I think your plan should work, and more or less your pipeline will be the following:
I) Denoise each run with dada2 pyro, using the same parameters
II) Merging the obtained feature tables
III) Before merging the rep-seq for each run, reorient the sequences using your database as reference
This is important because sklearn expect all reads in same orientation and it can be confused if it is not the case. You can use RESCRIPt plug in to do that (please look at 'orient sequence by alignment to reference' in the tutorial Processing, filtering, and evaluating the SILVA database (and other reference sequence data) with RESCRIPt )
IV) Plot the rarefaction curve using the merged feature table, and use it to define the rarefaction threshold comparing all the samples. That should avoid any question form the reviewer on your doubt ;).

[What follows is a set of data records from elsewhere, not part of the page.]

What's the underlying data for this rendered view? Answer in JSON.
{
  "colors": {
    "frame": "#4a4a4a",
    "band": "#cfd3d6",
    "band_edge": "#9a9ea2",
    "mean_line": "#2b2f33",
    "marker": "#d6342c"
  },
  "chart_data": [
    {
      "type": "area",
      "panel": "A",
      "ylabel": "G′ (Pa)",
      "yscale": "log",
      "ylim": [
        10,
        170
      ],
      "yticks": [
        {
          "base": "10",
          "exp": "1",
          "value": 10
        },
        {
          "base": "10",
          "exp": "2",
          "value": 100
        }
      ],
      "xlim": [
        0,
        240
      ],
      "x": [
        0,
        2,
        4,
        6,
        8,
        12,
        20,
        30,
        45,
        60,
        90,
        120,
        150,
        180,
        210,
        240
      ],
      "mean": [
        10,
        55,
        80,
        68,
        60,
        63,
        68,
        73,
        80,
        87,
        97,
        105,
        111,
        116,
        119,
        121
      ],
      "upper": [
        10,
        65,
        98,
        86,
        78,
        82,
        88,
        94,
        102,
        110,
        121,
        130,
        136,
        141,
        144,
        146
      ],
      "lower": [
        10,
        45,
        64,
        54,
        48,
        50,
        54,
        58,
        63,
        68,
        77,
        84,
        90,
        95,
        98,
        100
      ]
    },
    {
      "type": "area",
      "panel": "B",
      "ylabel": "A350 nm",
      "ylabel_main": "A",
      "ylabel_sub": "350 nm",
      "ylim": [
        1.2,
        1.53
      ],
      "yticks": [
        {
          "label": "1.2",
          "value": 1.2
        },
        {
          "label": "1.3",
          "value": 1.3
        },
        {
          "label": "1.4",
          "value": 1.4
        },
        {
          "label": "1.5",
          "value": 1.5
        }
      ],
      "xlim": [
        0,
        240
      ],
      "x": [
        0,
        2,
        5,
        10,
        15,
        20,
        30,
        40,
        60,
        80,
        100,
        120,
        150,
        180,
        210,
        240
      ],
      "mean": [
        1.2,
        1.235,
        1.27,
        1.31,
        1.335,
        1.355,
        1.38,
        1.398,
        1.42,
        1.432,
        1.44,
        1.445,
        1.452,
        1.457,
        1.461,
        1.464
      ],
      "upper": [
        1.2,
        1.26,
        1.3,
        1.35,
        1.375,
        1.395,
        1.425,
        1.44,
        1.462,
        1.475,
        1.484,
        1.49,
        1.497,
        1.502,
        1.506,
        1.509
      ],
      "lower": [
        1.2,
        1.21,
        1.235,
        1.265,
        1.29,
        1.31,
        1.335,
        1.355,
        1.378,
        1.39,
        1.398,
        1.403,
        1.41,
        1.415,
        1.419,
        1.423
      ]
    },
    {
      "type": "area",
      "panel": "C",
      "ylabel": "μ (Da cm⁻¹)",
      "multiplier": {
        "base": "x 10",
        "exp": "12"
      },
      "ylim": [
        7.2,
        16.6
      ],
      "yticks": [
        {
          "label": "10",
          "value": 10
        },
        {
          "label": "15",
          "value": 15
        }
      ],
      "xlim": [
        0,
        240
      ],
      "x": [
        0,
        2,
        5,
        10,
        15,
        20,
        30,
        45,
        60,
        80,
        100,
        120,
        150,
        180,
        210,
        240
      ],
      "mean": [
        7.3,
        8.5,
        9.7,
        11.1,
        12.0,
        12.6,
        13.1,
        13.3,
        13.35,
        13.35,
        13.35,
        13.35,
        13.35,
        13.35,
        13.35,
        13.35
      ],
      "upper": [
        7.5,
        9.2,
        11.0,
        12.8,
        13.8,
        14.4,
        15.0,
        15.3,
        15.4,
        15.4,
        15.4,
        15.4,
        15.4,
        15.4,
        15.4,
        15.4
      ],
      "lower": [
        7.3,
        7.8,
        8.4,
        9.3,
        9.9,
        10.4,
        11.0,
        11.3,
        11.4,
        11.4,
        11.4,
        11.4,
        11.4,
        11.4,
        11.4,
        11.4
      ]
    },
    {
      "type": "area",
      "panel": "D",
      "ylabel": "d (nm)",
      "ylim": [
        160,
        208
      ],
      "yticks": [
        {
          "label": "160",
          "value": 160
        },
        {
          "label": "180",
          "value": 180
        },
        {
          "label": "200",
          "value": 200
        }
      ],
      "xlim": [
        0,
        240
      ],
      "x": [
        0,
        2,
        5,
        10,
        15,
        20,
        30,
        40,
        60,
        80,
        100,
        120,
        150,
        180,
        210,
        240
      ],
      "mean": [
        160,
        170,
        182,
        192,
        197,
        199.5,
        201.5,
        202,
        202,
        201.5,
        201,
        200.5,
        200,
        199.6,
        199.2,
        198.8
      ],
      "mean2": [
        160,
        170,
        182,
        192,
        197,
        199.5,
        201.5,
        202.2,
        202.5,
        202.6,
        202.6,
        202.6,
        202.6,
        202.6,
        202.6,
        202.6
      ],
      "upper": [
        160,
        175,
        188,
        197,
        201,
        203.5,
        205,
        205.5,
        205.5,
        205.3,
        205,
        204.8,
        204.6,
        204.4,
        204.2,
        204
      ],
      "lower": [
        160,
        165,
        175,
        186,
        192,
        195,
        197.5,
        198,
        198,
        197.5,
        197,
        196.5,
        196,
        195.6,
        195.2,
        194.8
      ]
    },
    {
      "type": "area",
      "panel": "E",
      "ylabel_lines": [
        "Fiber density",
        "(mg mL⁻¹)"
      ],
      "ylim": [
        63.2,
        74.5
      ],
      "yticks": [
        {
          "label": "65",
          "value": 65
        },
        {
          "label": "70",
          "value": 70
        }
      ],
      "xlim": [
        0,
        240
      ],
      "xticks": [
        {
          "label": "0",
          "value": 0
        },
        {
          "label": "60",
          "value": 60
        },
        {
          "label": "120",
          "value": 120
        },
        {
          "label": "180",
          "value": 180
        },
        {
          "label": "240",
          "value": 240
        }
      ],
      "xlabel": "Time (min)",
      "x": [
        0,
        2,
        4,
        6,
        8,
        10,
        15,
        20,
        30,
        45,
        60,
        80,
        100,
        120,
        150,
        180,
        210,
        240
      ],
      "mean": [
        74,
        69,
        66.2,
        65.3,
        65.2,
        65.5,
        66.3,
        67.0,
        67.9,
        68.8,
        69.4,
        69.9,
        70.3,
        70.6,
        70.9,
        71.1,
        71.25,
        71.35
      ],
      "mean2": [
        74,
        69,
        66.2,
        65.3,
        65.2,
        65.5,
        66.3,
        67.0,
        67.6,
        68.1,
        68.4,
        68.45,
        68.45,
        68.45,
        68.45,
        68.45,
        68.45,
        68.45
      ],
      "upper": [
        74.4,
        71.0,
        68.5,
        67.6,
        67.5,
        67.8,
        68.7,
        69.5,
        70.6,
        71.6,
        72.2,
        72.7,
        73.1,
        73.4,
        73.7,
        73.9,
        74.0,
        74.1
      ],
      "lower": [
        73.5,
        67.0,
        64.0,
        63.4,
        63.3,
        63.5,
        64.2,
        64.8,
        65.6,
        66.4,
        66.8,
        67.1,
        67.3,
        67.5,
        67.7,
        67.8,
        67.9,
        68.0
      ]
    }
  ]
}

Oh I forgot, all the above after removing the PCR primers using cutadapt!
Let us know how is going!
Cheers
Luca

MiriamGorostidi · March 3, 2022, 1:30pm

Perfect!

However, I am using vsearch classification method, no sklearn. So, should I still use RESCRIPt?

Thank you!

I will let you know!

llenzi · March 3, 2022, 2:38pm

Hi @MiriamGorostidi,
I suggest to still to use RESCRIPt, to get thing easier. Using vsearch you are using a OTUs clustering like approach. I honestly don't remember if vsearch look for similarities in both directions. So in doubt, I'd say still use RESCRIPt to reorient the sequences.

Cheers
Luca

llenzi · March 3, 2022, 4:13pm

Hi @MiriamGorostidi
I got a tip for @Nicholas_Bokulich, among vsearch options there is one that specify to search in both directions!
Specifically, the option is '--p-strand both'

Best,
Luca

MiriamGorostidi · March 7, 2022, 9:05am

Perfect! Thank you, I will add the --p-strand both option to my code!